Because of that the trilateral debate involving Egypt, Ethiopia and Sudan mainly revolves around the timing of the reservoir filling. According to Addis Ababa, the faster the better. Still, the impact on Egypt’s water availability is inversely proportional to the pace of the filling. For instance, a 21-year-long filling of the basin would lead to the loss of about 2,5 percent of Egypt's agricultural area (and that would be - obviously - Cairo’s favourite option). On the other hand, Ethiopia is unsurprisingly pushing for a faster process, which could take three years at the swifter predictable rate. Such a rapid filling, though, would lead to the loss of around 67 percent of Egypt’s arable lands.

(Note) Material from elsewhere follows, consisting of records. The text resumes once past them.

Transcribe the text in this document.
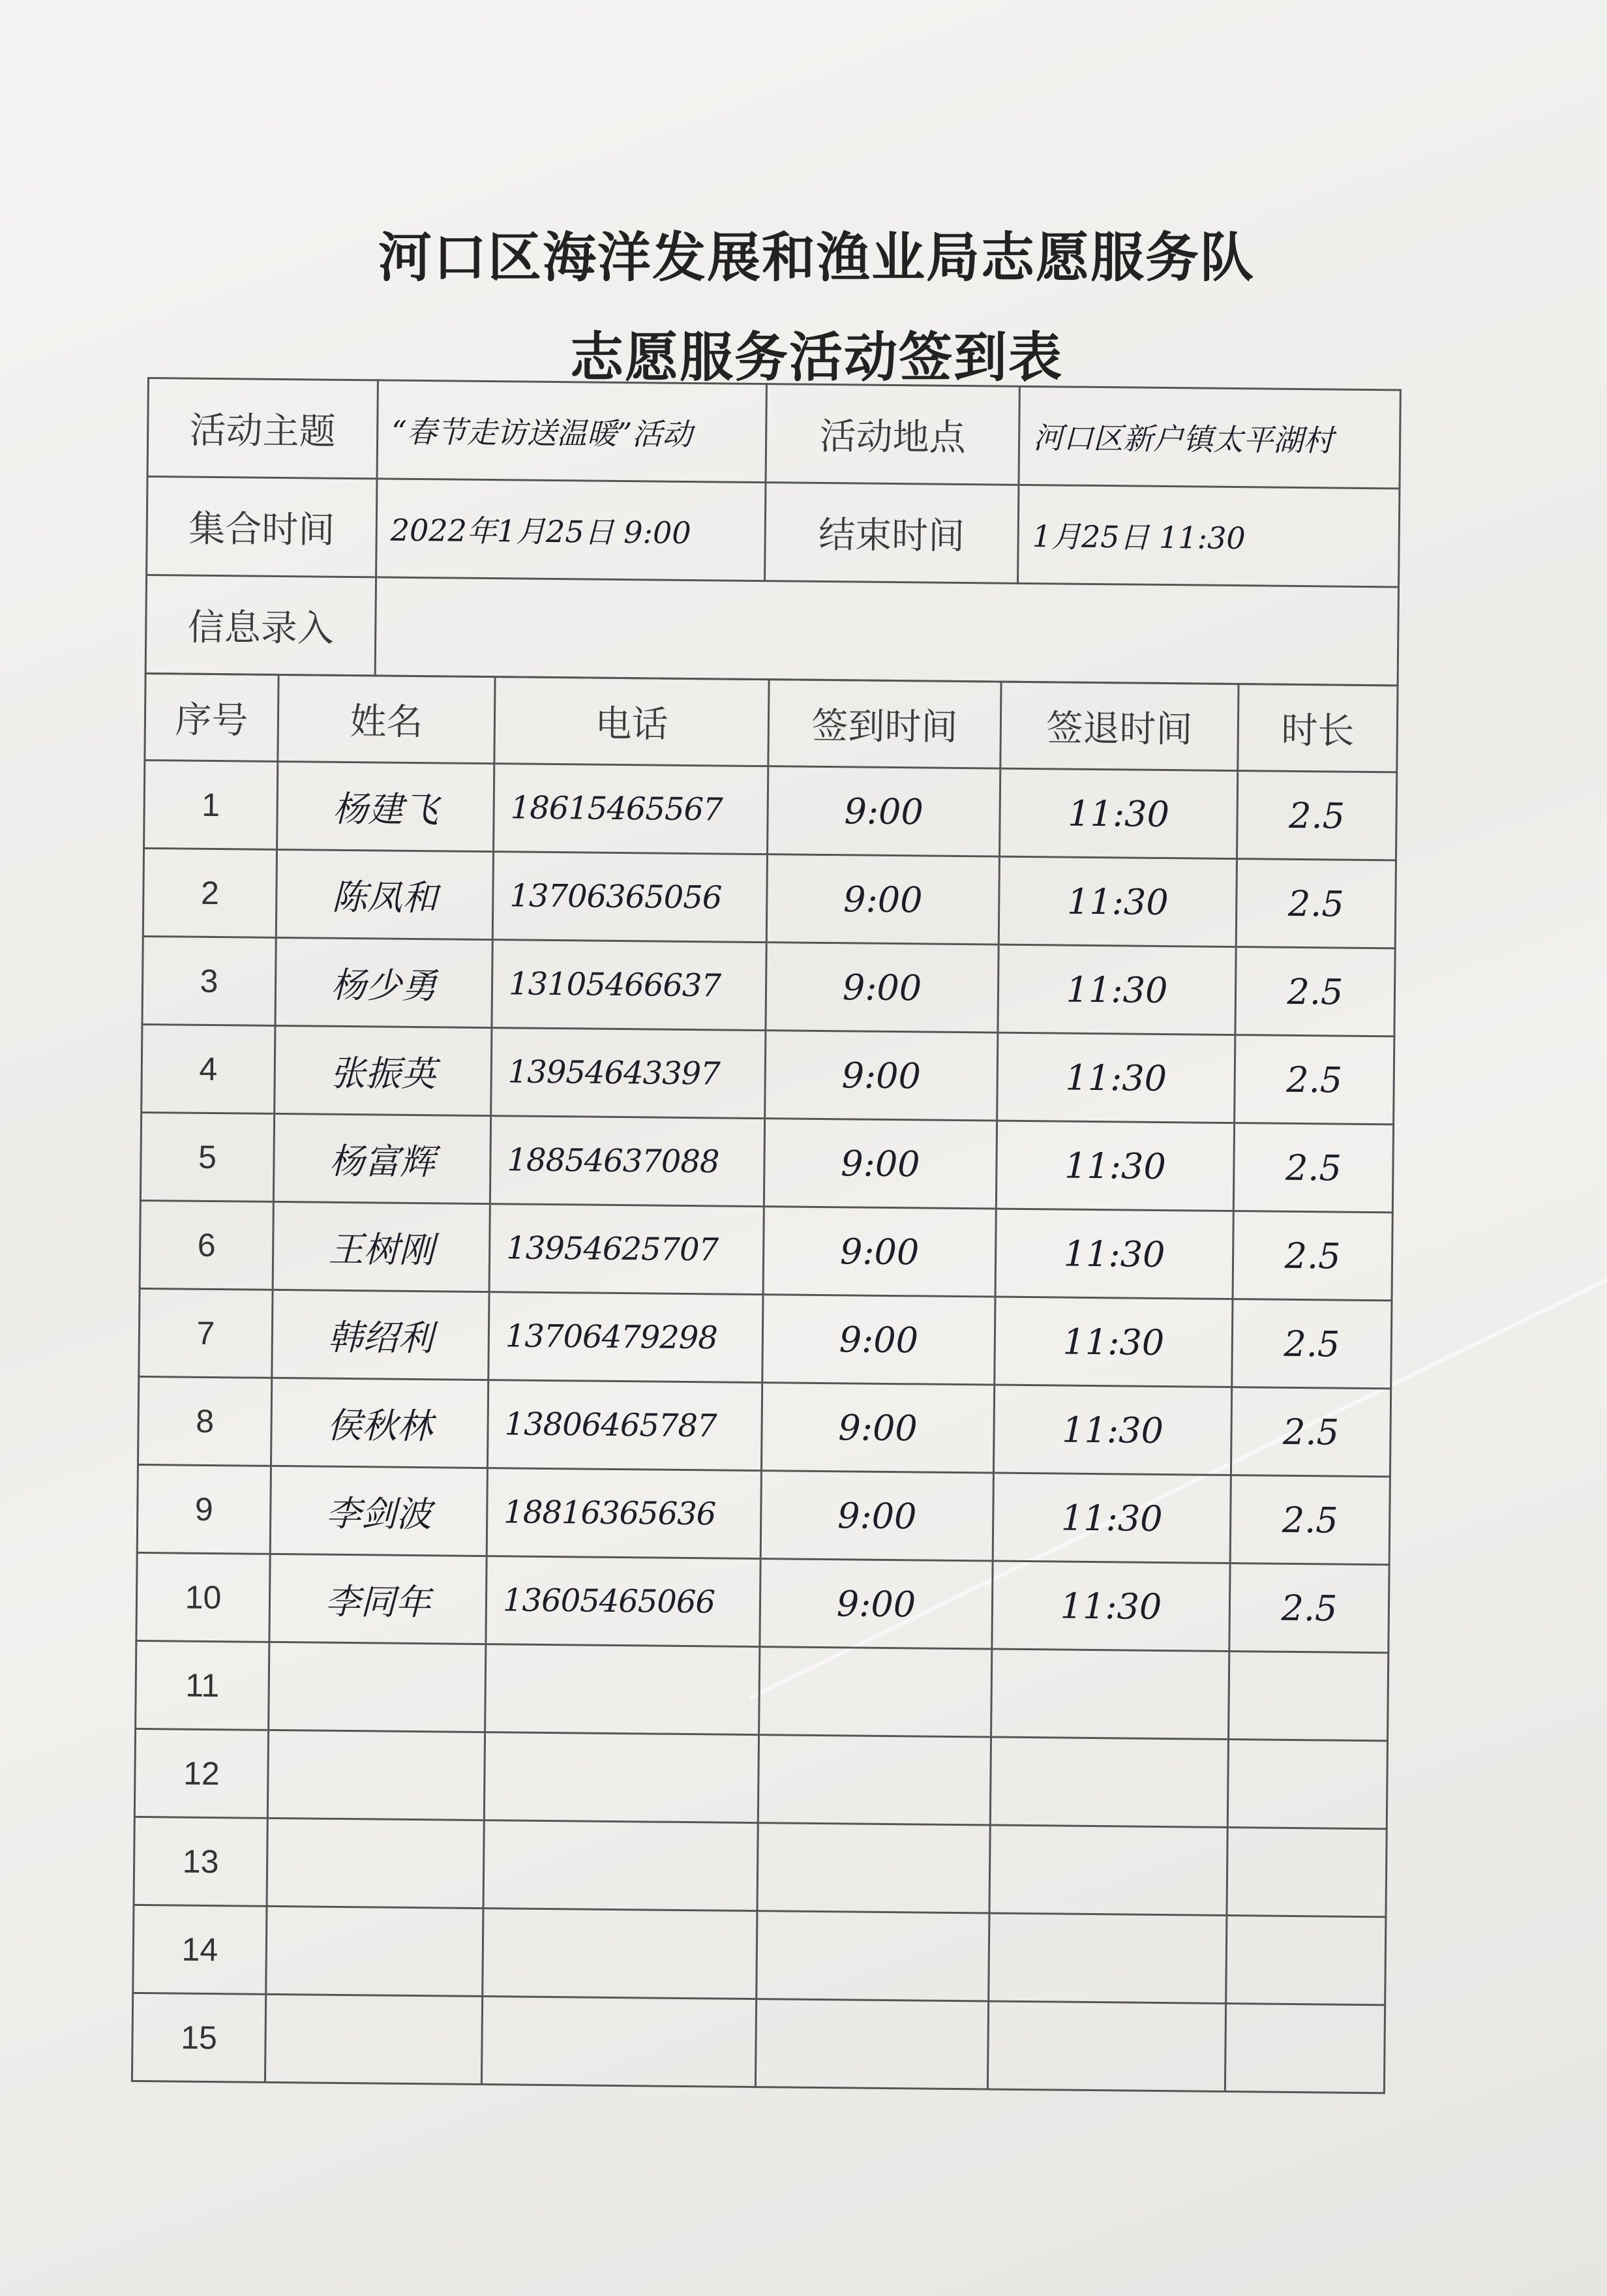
河口区海洋发展和渔业局志愿服务队
志愿服务活动签到表
活动主题	“春节走访送温暖”活动	活动地点	河口区新户镇太平湖村
集合时间	2022年1月25日 9:00	结束时间	1月25日 11:30
信息录入			
序号	姓名	电话	签到时间	签退时间	时长
1	杨建飞	18615465567	9:00	11:30	2.5
2	陈凤和	13706365056	9:00	11:30	2.5
3	杨少勇	13105466637	9:00	11:30	2.5
4	张振英	13954643397	9:00	11:30	2.5
5	杨富辉	18854637088	9:00	11:30	2.5
6	王树刚	13954625707	9:00	11:30	2.5
7	韩绍利	13706479298	9:00	11:30	2.5
8	侯秋林	13806465787	9:00	11:30	2.5
9	李剑波	18816365636	9:00	11:30	2.5
10	李同年	13605465066	9:00	11:30	2.5
11					
12					
13					
14					
15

The focal point of the dispute is therefore the conciliation of needs which are poles apart. As described above, the Nile’s waters are Egypt’s key to survival. At the other end of the spectrum, they are Ethiopia’s key to its development needs in terms of both electricity production and irrigation. Once wholly functioning, the Great Ethiopian Renaissance Dam will generate around 6,450 megawatt against the Aswan High Dam’s 2,100, ranking as the largest hydroelectric power plant in Africa. This milestone will mean supplying electricity to entire regions in Ethiopia which have been deprived of it and thus boosting foreign investments and local industries.
In the middle - not only geographically - between Egypt and Ethiopia, Sudan is concerned about the reduction of its share of the Nile’s water and silt and the impoverishment of its fertile land, which would undermine its food security as well. Nevertheless, Khartoum is also considering the benefits of the dam, notably in terms of flow (and flood) regulation and electricity import. Once the dam is complete, Ethiopia is set to become Africa's largest energy exporter, relying upon about 2,000MW of surplus electricity.
The huge dam under construction on the Blue Nile raises several issues, ranging from the right to access water resources to the need to replace outdated treaties dating back to the colonial era, as well as finding the right balance between progress, ecology and waste reduction. For instance, Egypt could meet its agricultural needs by resorting to groundwater, the reduction of water-intensive crops, investments in desalinisation and improved irrigation methods.
Above all there is of course the right to food security for all people, regardless of their nationality. Ethiopian farmers have the right to enjoy modern efficient irrigation methods and electricity to the same extent as Egyptian farmers must be able to keep cultivating their lands without being forced to move to cities on the brink of demographic explosion.